Kibondo – Alors que la Tanzanie a rejoint le monde dans la Journée mondiale des réfugiés du monde, les principaux responsables des réfugiés ont souligné l'importance de saisir l'opportunité actuelle de rapatriement volontaire, citant la baisse du soutien des agences d'aide et la stabilité croissante au Burundi.
S'exprimant au camp de réfugiés de Nduta, le commandant du camp, Samwel Kuyi, a applaudi la résilience et la participation des réfugiés aux événements de la journée malgré des ressources limitées. « Contrairement aux années précédentes où nous avons marqué cette journée avec de nouveaux vêtements et soutien, nous nous réunissons aujourd'hui humblement mais unis », a-t-il déclaré.

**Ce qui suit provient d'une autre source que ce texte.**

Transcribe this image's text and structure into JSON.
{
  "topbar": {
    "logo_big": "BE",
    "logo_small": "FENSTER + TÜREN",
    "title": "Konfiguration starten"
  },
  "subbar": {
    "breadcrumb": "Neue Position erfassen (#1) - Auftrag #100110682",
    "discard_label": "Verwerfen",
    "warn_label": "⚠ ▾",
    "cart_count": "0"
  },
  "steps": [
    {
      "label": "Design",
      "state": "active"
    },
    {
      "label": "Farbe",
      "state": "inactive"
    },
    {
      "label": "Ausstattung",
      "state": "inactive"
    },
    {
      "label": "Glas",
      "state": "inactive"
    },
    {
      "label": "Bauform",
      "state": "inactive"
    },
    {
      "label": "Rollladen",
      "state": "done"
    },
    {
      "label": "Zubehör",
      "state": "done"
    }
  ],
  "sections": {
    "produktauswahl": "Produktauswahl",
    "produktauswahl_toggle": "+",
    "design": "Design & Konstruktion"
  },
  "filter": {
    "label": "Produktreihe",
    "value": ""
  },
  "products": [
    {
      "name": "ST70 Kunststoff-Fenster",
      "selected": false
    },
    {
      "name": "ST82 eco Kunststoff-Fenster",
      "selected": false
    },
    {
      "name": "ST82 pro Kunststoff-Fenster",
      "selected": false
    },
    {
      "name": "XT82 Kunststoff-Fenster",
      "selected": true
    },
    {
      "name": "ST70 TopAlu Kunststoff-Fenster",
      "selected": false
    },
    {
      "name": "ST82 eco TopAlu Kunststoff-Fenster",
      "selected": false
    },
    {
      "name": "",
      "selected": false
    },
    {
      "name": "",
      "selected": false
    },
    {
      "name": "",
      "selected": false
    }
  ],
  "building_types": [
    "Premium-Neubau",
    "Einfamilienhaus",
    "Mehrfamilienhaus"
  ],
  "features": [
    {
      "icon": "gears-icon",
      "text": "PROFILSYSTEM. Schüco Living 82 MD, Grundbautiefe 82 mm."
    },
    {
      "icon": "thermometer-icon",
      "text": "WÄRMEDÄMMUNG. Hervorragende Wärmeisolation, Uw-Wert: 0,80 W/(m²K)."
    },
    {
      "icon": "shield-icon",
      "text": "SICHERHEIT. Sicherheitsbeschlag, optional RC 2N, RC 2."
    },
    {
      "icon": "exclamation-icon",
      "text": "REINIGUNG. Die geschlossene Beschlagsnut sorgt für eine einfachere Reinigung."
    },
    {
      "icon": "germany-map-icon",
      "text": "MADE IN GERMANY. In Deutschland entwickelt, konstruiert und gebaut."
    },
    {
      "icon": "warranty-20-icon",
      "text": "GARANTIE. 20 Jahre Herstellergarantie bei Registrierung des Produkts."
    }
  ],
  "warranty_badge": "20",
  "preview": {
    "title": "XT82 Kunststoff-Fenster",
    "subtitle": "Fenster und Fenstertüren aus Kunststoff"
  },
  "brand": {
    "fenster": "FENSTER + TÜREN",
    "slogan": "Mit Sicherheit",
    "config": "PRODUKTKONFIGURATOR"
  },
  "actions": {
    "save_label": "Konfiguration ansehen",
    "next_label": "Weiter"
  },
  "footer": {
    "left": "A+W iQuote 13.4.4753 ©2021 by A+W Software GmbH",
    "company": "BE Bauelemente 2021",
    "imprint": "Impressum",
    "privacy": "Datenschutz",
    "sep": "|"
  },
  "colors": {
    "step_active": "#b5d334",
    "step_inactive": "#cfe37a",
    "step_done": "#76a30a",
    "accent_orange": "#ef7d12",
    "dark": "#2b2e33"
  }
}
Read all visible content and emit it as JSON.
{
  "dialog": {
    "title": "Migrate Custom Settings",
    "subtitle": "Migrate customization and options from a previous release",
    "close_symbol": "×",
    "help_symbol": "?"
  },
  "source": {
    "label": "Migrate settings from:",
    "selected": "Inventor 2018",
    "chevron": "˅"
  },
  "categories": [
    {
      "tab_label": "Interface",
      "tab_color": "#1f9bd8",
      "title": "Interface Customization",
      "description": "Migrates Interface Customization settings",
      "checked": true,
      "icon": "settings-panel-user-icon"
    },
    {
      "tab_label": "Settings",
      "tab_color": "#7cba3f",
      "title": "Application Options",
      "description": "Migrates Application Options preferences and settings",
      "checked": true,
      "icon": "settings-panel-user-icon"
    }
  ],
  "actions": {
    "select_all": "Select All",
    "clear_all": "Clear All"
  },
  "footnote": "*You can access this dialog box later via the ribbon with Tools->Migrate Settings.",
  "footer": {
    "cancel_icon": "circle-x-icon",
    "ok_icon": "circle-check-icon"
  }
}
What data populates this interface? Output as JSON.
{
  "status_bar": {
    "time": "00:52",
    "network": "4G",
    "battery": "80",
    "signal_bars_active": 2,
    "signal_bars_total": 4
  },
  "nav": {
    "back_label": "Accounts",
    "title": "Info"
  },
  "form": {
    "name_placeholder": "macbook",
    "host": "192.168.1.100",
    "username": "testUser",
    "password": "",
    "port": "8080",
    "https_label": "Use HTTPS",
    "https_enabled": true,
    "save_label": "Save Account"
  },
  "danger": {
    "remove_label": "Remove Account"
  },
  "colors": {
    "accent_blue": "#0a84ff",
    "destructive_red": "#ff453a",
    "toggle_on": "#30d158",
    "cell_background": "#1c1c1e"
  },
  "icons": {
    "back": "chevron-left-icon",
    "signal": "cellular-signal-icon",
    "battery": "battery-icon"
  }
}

Il a reconnu l'urgence croissante pour les réfugiés de prendre des décisions éclairées sur leur avenir, d'autant plus que plusieurs grandes agences humanitaires prévoient de réduire les opérations d'ici la fin de l'année.
Henok Ochalla, chef du bureau de terrain du HCR à Kibondo, a renforcé ce message, mettant en évidence l'hospitalité de longue date de la Tanzanie. «La Tanzanie est le seul pays en Afrique à naturaliser plus de 162 000 réfugiés burundiens depuis 1972. Cette générosité est extraordinaire», a-t-il noté.
Ochalla a rapporté que plus de 180 000 réfugiés burundiens sont rentrés volontairement chez eux depuis 2017, et une nouvelle phase de rapatriement volontaire promotionnel lancé en 2024 est en cours.
Bien qu'une évaluation basée sur la protection et la solution devait conclure aujourd'hui, il a confirmé que le processus s'étendrait à la semaine prochaine pour s'adapter aux autres cas. « Une fois terminé, les conclusions guideront d'autres décisions des gouvernements et du HCR », a-t-il déclaré.
Il a encouragé les réfugiés à envisager de retourner maintenant, partageant cela lors de sa propre visite au Burundi à la fin de l'année dernière, il a voyagé sans escorte dans plusieurs provinces – un signe, a-t-il dit, de la sécurité croissante du pays.
« Si le Burundi était dangereux, le HCR ne nous aurait pas permis de voyager sans escorte policière », a-t-il ajouté.
L'événement a réuni des partenaires humanitaires clés, notamment le HCR, MSF, World Vision, WFP, NRC, IRC, MTI et RDC.
Les deux responsables ont souligné qu'avec le temps qui s'épuise et le soutien du soutien, c'est maintenant le moment pour les réfugiés d'agir et de poursuivre des solutions sûres et dignes pour leur avenir, en particulier un rendement volontaire, lorsqu'il est possible.